The establishment of the Provincial Finance Commission with city mayor and town chairmen as its members is also propagated by the JI as one of its key demands that has been accepted by the Sindh government. However, it seems that the Sindh government’s control over the city development institutions remains intact with no change in its authority.

A very vague term has been used from the two sides who say that the city administration would have “active and effective role” in the operation of Karachi Development Authority, Malir Development Authority and the Lyari Development Authority.

The terms of the agreement that lifted the spirits and hopes of the JI and its workers provoked its opponents.

Opposition sceptical

Amid applause from the media critics for its “struggle for rights of Karachi”, the opposition parties didn’t appear impressed.

They criticised the JI and alleged that it was facilitating the PPP government to cool down the anger against the ruling party brewing in the people of urban Sindh.

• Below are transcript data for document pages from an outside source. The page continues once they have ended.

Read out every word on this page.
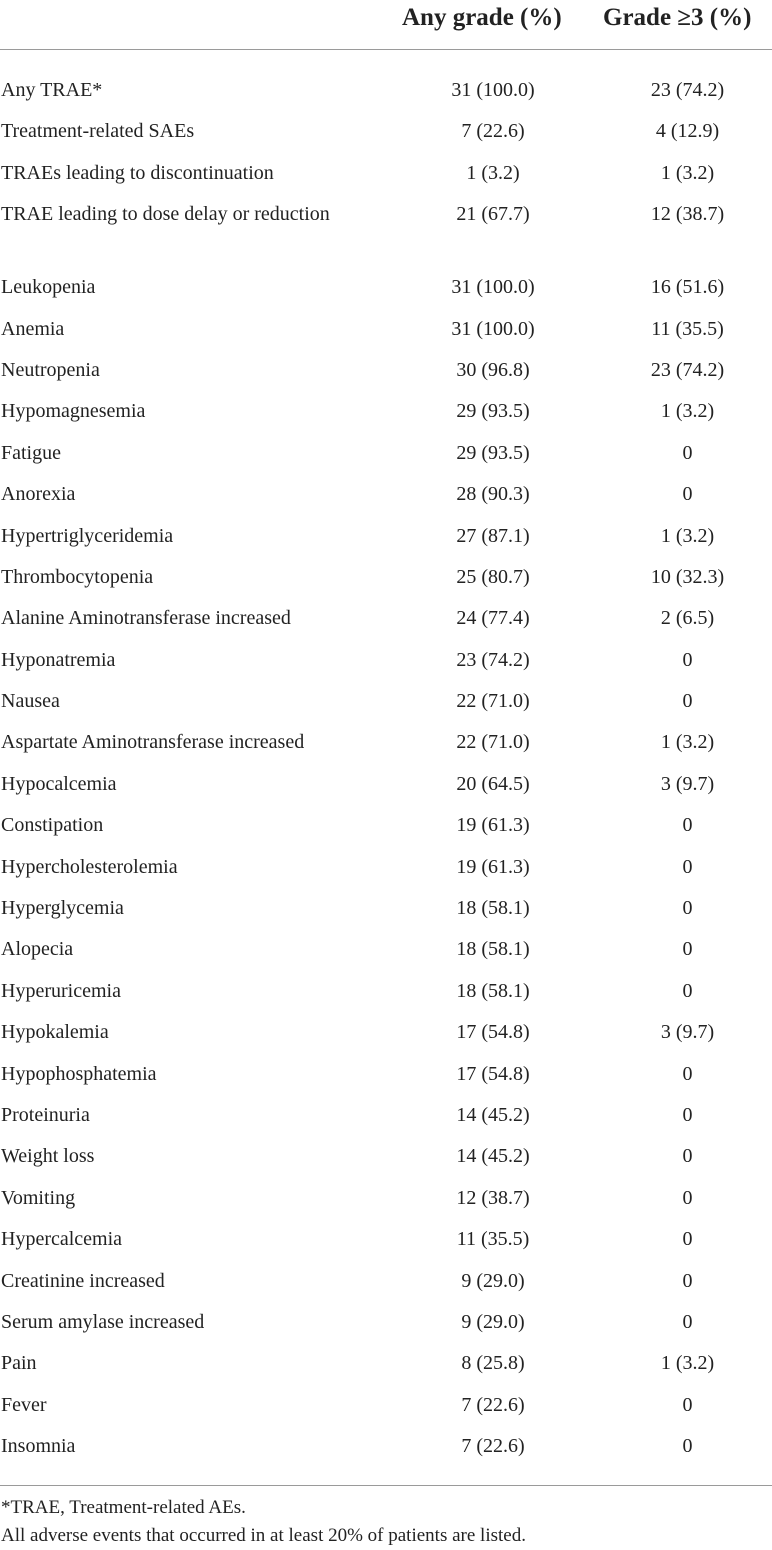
Any grade (%)	Grade ≥3 (%)
Any TRAE*	31 (100.0)	23 (74.2)
Treatment-related SAEs	7 (22.6)	4 (12.9)
TRAEs leading to discontinuation	1 (3.2)	1 (3.2)
TRAE leading to dose delay or reduction	21 (67.7)	12 (38.7)
Leukopenia	31 (100.0)	16 (51.6)
Anemia	31 (100.0)	11 (35.5)
Neutropenia	30 (96.8)	23 (74.2)
Hypomagnesemia	29 (93.5)	1 (3.2)
Fatigue	29 (93.5)	0
Anorexia	28 (90.3)	0
Hypertriglyceridemia	27 (87.1)	1 (3.2)
Thrombocytopenia	25 (80.7)	10 (32.3)
Alanine Aminotransferase increased	24 (77.4)	2 (6.5)
Hyponatremia	23 (74.2)	0
Nausea	22 (71.0)	0
Aspartate Aminotransferase increased	22 (71.0)	1 (3.2)
Hypocalcemia	20 (64.5)	3 (9.7)
Constipation	19 (61.3)	0
Hypercholesterolemia	19 (61.3)	0
Hyperglycemia	18 (58.1)	0
Alopecia	18 (58.1)	0
Hyperuricemia	18 (58.1)	0
Hypokalemia	17 (54.8)	3 (9.7)
Hypophosphatemia	17 (54.8)	0
Proteinuria	14 (45.2)	0
Weight loss	14 (45.2)	0
Vomiting	12 (38.7)	0
Hypercalcemia	11 (35.5)	0
Creatinine increased	9 (29.0)	0
Serum amylase increased	9 (29.0)	0
Pain	8 (25.8)	1 (3.2)
Fever	7 (22.6)	0
Insomnia	7 (22.6)	0
*TRAE, Treatment-related AEs.
All adverse events that occurred in at least 20% of patients are listed.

“I don’t have a shadow of a doubt that the PPP has befooled Hafiz Naeem ur Rehman,” said Muttahida Qaumi Movement-Pakistan’s Khawaja Izharul Hassan while addressing a press conference. “The things which are offered by the Sindh government like PFC are already there in the law. What actually they [JI] have achieved? I wonder how the seasoned and experienced party like Jamaat is trapped by the PPP.”

He continued: “We don’t accept this agreement; neither do we agree with anyone on the terms agreed between the two sides. Our struggle will continue till restoration of a fully empowered system.”

Federal Minister for Maritime Affairs Ali Zaidi went a step ahead.

He blamed ‘Zardari mafia’ for deceiving the JI and said the agreement between the two was actually against the spirit of the Constitution and Article 140.

“Zardari Mafia’s local body bill is against the spirit of constitution,” he tweeted. “This mafia wants to take over everything. This mafia has done nothing but looting in Sindh for 14 years.”

The reaction from political parties against their rivals sounds quite natural as amid growing momentum against the PPP government by the opposition, the JI makes a breakthrough, which ultimately undermines the efforts of others leaving lesser space for their success.

Political comeback of JI

Whatever the impact, the agreement between the JI and the Sindh government, according to senior journalist and columnist Mazhar Abbas, has given a new birth to the Jamaat’s politics in Karachi.

He called it a ‘comeback’ of the right-wing party in the electoral politics of the metropolis.

“There may be still some shortcomings, but one has to agree that the Sindh government, which should have delegated all these powers to the local administration, is moved only after the JI’s protest. It is the Jamaat that launched the movement, built it up and then continued it for consecutive 28 days,” he said.

“So, I think that will definitely give a political mileage to the Jamaat mainly in Karachi where it has lost space for decades,” he said.